I'm trying to use the following regex in a sed script but it doesn't work:

sed -n '/\(www\.\)\?teste/p'

The regex above doesn't seem to work. sed doesn't seem to apply the ? to the grouped www\..

It works if you use the -E parameter that switches sed to use the Extended Regex, so the syntax becomes:

sed -En '/(www\.)?teste/p'

This works fine but I want to run this script on a machine that doesn't support the -E operator. I'm pretty sure that this is possible and I'm doing something very stupid.

like image 475
Eduardo Avatar asked May 27 '11 18:05

Eduardo


1 Answers

Standard sed only understands POSIX Basic Regular Expressions (BRE), not Extended Regular Expressions (ERE), and the ? is a metacharacter in EREs, but not in BREs.

Your version of sed might support EREs if you turn them on. With GNU sed, the relevant options are -r and --regexp-extended, described as "use extended regular expressions in the script".
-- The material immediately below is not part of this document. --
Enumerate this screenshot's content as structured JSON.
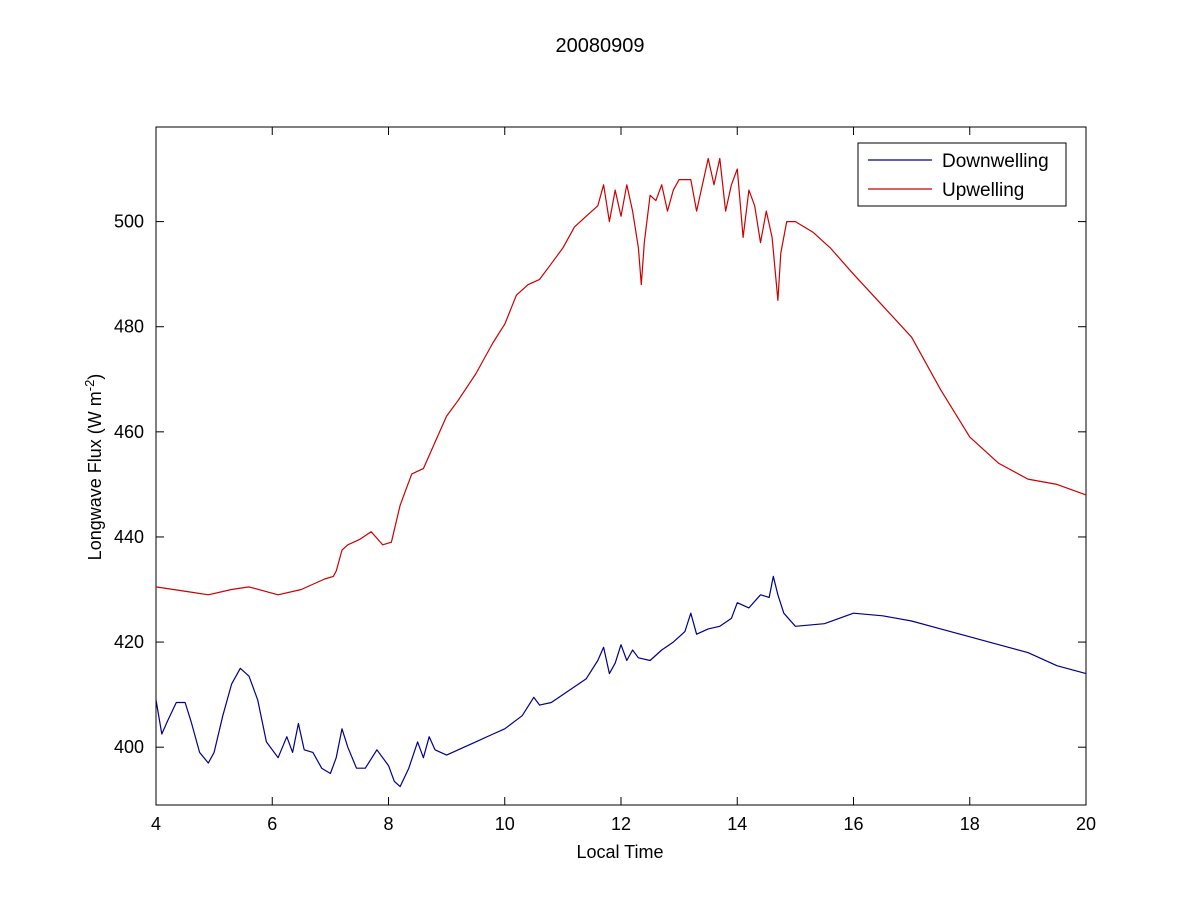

However, if your sed does not support it - quite plausible - then you are stuck. Either import a version of sed that does support them, or redesign your processing. Maybe you should use awk instead.


2014-02-21

I don't know why I didn't mention that even though sed does not support the shorthand ? or \? notation, it does support counted ranges with \{n,m\}, so you can simulate ? with \{0,1\}:

sed -n '/\(www\.\)\{0,1\}teste/p' << EOF
http://www.tested.com/
http://tested.com/
http://www.teased.com/
EOF

which produces:

http://www.tested.com/
http://tested.com/

Tested on Mac OS X 10.9.1 Mavericks with the standard BSD sed and with GNU sed 4.2.2.